While government membership remains central to the new agreement, the 2022 iteration for the first time welcomes the private sector — including what the ICO described as “the world’s biggest retailers, roasters and manufacturers” — as equal affiliate members.
New ICO Executive Director Vanusia Nogueira of Brazil suggested the agreement will facilitate a more “unified front” for addressing the broad range of issues facing the global coffee industry.
“We are entering a new era of cooperation with the private sector thanks to the landmark International Coffee Agreement 2022,” Nogueira said in an announcement from the ICO today. “The arrival of the world’s biggest high-street names and manufacturers as well as smallholders means that the whole coffee value chain can now address the biggest challenges facing the global sector in a way that is fair for all.”
The agreement’s new mandate to absorb private sector participation comes at a time when, despite sweeping economic and social sustainability claims among most of the world’s largest private-sector coffee companies, poverty, food insecurity, environmental degradation and a host of other factors continue to affect coffee farmers all over the world.
It also comes approximately a decade after the ICO’s own report on macro-economic trends in the free-market period that started in 1989, when export quotas were no longer part of the International Coffee Agreement. The market period, which continues today and is driven primarily by private actors, has been characterized by extreme price volatility, sustained low FOB prices overall and repeated price shocks to coffee producers over the decades.
According to the 2020 edition of the Coffee Barometer, nearly half of the world’s coffee is exported by just five companies, while the 10 companies roasting approximately 35% of the world’s coffee generated revenue of approximately $55 billion in 2019. Meanwhile, producing countries receive less than 10% of that value at export, according to the document, with a far smaller percentage going to the world’s approximately 12.5 million smallholder farmers.
The new International Coffee Agreement follows the work of the ICO’s previously established “Public-Private Task Force,” which outlined a pre-competitive “shared vision” and “roadmap” amidst the most recent price crisis of 2018-19.
In today’s announcement, Nogueira stated, “The new Agreement is an effective instrument to paving the way to a more unified front, establishing a consensus and shared vision on how to best implement and promote actions by governments and the private sector, while also engaging all key coffee-related institutions, NGOs, international and financial institutions plus other development partners, research bodies and academia.”

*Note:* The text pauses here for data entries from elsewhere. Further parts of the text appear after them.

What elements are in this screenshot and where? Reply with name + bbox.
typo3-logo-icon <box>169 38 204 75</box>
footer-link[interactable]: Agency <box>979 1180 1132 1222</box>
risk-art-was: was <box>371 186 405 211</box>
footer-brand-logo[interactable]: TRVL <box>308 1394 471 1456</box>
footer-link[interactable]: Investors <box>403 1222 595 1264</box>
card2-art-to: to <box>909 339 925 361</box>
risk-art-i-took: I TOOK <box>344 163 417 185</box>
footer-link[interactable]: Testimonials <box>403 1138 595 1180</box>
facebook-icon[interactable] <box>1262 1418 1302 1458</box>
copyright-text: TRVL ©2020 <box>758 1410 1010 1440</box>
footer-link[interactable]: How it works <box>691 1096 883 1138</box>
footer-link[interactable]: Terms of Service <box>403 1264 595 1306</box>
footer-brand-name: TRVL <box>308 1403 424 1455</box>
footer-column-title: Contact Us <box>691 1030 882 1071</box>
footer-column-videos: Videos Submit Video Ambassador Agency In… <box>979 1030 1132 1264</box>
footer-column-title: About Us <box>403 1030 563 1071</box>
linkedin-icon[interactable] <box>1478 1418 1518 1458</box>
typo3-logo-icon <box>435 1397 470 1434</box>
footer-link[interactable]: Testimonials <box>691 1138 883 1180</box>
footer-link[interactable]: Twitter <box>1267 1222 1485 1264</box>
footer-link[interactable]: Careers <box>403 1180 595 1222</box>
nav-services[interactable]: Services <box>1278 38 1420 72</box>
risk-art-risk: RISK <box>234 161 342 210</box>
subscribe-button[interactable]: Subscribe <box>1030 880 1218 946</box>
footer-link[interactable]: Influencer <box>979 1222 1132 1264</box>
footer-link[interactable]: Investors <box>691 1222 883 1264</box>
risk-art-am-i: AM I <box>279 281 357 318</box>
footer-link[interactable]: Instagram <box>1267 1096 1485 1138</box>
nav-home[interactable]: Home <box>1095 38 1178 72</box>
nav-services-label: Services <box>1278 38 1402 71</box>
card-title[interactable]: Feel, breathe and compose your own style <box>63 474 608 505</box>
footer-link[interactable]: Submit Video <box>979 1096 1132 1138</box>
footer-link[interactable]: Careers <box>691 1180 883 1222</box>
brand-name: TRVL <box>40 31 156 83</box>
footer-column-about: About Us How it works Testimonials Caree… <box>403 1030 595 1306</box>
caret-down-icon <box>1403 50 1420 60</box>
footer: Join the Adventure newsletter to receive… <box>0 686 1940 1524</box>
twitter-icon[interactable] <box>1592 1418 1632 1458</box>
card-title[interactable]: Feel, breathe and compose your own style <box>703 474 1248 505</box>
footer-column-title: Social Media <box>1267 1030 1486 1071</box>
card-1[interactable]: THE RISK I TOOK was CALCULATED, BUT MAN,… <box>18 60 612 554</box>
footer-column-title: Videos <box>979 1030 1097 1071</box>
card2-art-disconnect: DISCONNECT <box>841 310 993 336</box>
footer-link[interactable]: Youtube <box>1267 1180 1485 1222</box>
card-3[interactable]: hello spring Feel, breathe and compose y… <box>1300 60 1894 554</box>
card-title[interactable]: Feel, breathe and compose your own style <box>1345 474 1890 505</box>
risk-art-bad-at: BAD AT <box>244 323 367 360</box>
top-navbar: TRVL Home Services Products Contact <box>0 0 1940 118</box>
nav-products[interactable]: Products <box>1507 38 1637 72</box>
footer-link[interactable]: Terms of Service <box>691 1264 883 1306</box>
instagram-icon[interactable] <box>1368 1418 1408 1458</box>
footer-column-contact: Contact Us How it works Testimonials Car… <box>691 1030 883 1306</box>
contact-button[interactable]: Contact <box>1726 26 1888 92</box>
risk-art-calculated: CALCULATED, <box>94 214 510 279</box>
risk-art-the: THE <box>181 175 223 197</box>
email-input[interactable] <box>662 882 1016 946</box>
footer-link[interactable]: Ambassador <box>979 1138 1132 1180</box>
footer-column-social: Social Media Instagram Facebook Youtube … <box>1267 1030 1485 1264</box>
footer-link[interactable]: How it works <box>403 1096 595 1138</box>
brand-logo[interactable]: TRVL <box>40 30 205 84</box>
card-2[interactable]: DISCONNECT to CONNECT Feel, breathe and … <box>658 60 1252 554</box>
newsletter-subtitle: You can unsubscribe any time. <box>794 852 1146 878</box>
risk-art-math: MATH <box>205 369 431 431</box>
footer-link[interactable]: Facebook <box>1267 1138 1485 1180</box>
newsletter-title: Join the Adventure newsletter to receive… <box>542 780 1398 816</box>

Currently, International Coffee Agreement member governments represent 93% of the world’s coffee production and 63% of the world’s consumption.
Notable government membership changes in recent years have been the 2018 withdrawal of the United States following the “America First” agenda of the Trump administration, the 2020 withdrawal of major Central American producer Guatemala, and the 2022 withdrawal of major East African producer Uganda.